Мысли Эмми вернулись к Бену и к моменту их последней встречи, когда они не попрощались друг с другом. Она прикоснулась к этому воспоминанию, как человек мог бы прикоснуться синяку, надеясь, что то все зажило, и слегка поморщиться, убедившись в обратном. Когда она думала о Бене и представляла его лицо, это всегда была последняя сцена в дверях родительского дома, где они сказали друг другу все, кроме слов прощания. Эмми закрыла глаза, стараясь яснее вспомнить ту встречу и увидеть истину, какой бы тяжелой она ни оказалась.
Она прислушалась, но слышала лишь ровное биение крови в висках; тогда она резко выдохнула и заставила себя открыть глаза. Глядя на сложенное письмо, она с поразительной ясностью вспомнила последнюю встречу с Беном. Возможно, поэтому она регулярно слышала его шаги; их неоконченное прощание было похоже на нераскрытое письмо, и он ждал этих последних слов. Возможно, вся ее неуверенность с тех пор происходила от того, что осталось не сказанным.
Эмми вытерла глаза тыльной стороной ладони, тяжело сглотнула и открыла письмо, развернув его с двух сторон. Почерк был незнакомым, и она невольно опустила глаза, чтобы посмотреть на подпись. Кэтрин. Вернувшись к началу послания, Эмми прочитала:
«Я знаю правду. Я всегда знала, что ты на самом деле не принадлежишь мне, но думала, что, если я постараюсь как следует, мы будем счастливы. Я не сдалась, но знаю, что ты отрекся от меня, и это делает меня такой несчастной, что я уже сама не знаю, как мне поступить. Я не хочу жить без тебя, а ты не хочешь жить со мной. Это наводит меня на мысль о том, что нам обоим будет лучше, если я умру.
Думаю, я действительно любила тебя, по крайней мере, какое-то время. Надеюсь, ты найдешь некоторое утешение в том, что я причинила тебе зло. Прости меня».
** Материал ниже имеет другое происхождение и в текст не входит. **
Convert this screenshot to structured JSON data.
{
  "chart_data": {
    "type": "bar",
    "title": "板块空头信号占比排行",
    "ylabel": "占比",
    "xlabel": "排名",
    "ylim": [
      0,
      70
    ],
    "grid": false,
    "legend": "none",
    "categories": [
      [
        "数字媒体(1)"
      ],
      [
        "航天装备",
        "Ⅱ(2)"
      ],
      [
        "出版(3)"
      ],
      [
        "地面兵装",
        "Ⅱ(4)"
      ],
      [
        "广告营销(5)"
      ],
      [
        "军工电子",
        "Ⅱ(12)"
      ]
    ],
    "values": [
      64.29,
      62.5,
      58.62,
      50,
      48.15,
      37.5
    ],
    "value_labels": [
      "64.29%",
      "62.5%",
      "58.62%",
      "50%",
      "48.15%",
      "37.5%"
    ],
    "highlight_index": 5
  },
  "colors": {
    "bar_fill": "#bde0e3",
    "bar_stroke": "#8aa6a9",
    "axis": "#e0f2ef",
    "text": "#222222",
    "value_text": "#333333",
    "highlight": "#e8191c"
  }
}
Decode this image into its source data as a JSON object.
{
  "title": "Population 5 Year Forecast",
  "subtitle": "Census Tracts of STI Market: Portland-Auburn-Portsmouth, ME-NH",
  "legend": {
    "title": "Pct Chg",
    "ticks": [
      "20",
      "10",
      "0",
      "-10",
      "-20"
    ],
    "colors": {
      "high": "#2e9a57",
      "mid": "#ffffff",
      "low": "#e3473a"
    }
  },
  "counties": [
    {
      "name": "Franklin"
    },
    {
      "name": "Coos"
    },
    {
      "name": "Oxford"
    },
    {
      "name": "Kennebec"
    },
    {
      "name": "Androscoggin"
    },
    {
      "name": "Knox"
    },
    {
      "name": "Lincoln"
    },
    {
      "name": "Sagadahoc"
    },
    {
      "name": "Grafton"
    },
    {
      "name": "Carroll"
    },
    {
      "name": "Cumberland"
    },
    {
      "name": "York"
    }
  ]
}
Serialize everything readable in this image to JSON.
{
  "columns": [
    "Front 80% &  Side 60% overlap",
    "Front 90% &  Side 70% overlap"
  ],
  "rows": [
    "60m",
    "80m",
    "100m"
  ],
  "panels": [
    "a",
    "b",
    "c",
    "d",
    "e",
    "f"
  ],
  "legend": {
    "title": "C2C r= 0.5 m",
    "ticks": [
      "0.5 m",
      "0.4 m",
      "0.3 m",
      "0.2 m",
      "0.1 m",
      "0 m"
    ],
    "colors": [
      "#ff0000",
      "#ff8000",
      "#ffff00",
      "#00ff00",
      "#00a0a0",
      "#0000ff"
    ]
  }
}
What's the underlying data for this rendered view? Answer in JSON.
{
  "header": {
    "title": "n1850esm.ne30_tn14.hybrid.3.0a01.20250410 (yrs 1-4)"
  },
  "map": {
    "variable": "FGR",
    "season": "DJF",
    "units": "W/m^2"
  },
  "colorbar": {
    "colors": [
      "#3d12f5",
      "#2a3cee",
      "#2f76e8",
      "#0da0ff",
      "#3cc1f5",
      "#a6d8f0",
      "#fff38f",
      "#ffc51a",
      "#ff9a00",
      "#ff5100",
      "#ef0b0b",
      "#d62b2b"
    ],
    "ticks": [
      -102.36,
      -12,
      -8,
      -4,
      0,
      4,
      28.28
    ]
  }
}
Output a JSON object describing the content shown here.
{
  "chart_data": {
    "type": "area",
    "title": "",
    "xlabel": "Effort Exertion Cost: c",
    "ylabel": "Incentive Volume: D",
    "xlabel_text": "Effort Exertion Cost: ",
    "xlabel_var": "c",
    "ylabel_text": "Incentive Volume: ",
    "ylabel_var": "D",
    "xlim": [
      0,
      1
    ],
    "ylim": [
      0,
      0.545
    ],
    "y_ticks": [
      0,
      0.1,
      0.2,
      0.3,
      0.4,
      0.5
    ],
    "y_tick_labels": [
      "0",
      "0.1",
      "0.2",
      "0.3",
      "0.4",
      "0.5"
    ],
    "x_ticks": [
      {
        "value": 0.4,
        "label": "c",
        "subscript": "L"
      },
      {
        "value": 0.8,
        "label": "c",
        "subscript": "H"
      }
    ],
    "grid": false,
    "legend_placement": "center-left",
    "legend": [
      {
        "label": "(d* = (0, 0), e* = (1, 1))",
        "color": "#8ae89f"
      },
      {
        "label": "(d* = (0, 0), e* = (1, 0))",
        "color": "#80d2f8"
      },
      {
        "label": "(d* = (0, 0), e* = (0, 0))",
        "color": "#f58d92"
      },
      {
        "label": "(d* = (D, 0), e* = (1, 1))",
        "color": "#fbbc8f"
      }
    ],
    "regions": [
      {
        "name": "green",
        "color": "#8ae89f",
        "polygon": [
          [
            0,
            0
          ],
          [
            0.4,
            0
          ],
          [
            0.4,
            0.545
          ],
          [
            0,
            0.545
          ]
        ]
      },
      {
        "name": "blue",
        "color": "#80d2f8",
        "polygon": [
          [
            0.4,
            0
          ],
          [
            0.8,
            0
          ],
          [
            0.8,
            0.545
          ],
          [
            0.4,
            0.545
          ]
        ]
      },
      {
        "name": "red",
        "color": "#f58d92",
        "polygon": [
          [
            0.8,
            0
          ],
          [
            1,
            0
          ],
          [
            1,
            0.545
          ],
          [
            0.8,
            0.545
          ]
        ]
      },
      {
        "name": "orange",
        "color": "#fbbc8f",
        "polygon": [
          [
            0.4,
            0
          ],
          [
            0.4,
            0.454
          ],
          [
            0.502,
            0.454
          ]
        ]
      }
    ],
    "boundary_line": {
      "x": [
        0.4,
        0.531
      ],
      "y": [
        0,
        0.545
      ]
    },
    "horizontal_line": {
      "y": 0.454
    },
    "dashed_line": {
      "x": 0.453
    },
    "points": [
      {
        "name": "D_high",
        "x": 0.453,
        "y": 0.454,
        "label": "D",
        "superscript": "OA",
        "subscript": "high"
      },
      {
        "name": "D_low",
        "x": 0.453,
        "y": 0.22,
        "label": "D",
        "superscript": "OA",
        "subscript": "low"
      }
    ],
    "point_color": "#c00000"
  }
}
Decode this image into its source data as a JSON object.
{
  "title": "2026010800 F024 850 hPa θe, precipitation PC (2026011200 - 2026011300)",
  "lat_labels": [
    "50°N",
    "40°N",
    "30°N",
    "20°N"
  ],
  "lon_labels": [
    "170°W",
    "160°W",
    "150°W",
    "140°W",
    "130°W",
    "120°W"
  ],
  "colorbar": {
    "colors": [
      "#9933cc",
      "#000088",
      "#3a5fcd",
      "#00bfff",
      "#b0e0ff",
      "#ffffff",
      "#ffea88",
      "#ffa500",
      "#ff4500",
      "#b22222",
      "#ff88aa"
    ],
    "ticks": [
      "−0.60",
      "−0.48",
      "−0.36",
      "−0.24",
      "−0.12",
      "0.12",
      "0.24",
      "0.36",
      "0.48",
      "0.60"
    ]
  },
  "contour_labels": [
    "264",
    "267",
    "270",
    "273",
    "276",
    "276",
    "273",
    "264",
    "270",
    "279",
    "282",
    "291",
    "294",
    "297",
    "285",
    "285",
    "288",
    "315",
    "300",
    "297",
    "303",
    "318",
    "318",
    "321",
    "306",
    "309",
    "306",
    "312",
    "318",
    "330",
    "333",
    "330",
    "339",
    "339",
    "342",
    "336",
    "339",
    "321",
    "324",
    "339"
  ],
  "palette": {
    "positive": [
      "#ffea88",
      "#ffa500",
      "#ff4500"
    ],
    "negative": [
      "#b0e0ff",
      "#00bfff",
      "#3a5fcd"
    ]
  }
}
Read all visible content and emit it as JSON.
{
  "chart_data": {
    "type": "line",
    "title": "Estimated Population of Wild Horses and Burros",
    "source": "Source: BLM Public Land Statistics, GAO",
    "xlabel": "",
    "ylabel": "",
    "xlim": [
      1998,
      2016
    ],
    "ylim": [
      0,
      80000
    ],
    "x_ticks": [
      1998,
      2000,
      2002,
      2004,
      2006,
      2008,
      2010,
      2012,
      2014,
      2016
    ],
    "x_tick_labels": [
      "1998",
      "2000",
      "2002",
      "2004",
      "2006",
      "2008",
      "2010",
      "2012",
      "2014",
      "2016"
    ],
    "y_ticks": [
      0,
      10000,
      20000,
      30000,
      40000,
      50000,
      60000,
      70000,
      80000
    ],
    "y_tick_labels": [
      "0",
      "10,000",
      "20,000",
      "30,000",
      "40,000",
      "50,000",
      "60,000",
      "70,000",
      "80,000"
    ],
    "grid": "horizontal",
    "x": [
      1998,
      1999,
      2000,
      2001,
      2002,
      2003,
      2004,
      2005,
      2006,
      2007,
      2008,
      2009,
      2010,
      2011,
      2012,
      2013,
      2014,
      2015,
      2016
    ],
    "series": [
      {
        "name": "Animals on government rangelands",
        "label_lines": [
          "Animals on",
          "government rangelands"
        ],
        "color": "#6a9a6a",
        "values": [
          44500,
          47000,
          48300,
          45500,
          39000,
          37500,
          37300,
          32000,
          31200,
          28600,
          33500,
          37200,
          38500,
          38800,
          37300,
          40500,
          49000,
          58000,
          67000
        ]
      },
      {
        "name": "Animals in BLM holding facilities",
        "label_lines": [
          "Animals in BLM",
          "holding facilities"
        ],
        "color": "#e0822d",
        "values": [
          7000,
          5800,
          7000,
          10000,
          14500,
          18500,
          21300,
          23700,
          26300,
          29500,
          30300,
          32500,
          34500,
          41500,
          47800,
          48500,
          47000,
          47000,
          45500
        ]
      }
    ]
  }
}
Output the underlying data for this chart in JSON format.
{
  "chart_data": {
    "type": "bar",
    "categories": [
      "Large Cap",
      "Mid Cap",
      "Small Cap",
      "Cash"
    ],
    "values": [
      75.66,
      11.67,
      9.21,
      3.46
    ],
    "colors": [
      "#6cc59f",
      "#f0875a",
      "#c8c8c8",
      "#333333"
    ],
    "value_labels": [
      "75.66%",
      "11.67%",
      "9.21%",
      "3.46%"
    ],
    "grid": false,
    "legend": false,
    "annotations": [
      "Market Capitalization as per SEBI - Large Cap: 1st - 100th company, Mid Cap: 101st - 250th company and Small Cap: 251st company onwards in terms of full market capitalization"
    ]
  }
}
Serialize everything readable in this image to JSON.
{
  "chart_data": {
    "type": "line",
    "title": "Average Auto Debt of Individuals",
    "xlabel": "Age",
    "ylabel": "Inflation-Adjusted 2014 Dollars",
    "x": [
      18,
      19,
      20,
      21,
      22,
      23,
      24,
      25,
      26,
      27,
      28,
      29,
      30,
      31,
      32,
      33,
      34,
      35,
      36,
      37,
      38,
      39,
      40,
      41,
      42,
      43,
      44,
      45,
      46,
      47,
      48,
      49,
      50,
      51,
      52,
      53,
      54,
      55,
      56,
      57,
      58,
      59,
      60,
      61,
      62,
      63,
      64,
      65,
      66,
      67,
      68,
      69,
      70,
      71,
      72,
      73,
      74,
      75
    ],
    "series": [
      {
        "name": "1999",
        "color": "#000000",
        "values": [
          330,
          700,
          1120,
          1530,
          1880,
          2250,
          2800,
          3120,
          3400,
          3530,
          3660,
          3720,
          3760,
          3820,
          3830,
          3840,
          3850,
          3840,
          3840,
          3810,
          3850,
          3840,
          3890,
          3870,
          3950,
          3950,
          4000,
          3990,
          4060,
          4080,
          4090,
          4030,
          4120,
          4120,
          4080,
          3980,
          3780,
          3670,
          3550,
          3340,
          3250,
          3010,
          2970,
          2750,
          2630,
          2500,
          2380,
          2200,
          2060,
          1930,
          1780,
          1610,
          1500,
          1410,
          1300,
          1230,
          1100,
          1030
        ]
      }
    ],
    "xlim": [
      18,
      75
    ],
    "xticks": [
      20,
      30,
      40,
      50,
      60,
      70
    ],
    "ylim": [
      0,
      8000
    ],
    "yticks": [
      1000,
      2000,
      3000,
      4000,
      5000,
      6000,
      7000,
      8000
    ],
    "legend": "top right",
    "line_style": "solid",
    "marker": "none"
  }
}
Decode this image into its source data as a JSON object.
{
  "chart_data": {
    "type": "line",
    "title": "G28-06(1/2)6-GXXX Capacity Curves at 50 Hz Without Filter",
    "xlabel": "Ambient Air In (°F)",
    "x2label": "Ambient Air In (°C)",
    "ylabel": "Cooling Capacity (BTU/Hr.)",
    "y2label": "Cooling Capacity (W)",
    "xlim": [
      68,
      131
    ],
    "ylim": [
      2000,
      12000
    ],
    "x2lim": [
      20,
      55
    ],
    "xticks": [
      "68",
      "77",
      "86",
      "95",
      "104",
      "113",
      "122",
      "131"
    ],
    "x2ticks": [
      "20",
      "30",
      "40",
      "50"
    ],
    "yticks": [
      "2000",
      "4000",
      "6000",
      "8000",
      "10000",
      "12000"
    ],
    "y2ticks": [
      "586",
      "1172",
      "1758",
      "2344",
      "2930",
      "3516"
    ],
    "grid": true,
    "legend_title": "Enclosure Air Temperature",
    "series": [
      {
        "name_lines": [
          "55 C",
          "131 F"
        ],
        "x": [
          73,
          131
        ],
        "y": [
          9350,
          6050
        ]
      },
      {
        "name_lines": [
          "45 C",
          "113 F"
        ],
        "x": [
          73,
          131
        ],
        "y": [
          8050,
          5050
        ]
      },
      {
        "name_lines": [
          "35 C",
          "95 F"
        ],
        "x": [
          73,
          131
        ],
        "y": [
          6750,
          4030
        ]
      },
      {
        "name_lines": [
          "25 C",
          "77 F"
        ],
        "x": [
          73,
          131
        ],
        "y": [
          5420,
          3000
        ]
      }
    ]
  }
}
Когда Эмми перечитала письмо, у нее пересохло во рту. Ее первой мыслью было позвонить Хиту, но, вспомнив их последний разговор, она поняла, что лучше этого не делать. Потом она вспомнила его совет – позвонить матери.
Аккуратно сложив письмо, Эмми достала из кармана мобильный телефон и набрала номер родителей. Мама взяла трубку после второго гудка.
– Эмми! Какой приятный сюрприз, – судя по тону, Пейдж говорила искренне. – В прошлые выходные мы с отцом как раз говорили о тебе. Мы собираемся в Смоки-Маунтинс[37] полюбоваться золотой осенью и уже забронировали чудесный домик в глуши, но там нет мобильной связи. Я все думаю, что тебе, наверное, не хватает смены сезонов на Фолли-Бич.
Эмми подумала об улетающих скопах, о спящем болоте и о том, как цвет спартины меняется с зеленого на желтый, а семена разлетаются по ветру. Она вдруг поняла, что не совсем тоскует по ярко-оранжевой и буро-коричневой листве лесов Индианы, памятной с раннего детства.
– Возможно, – ответила она, пытаясь вспомнить те времена, когда родители куда-то отвозили ее в красивые места для семейного отдыха. – Последние несколько раз, когда я звонила, то разговаривала только с папой, но хотела убедиться, что он передал мою благодарность за одежду, которую ты прислала.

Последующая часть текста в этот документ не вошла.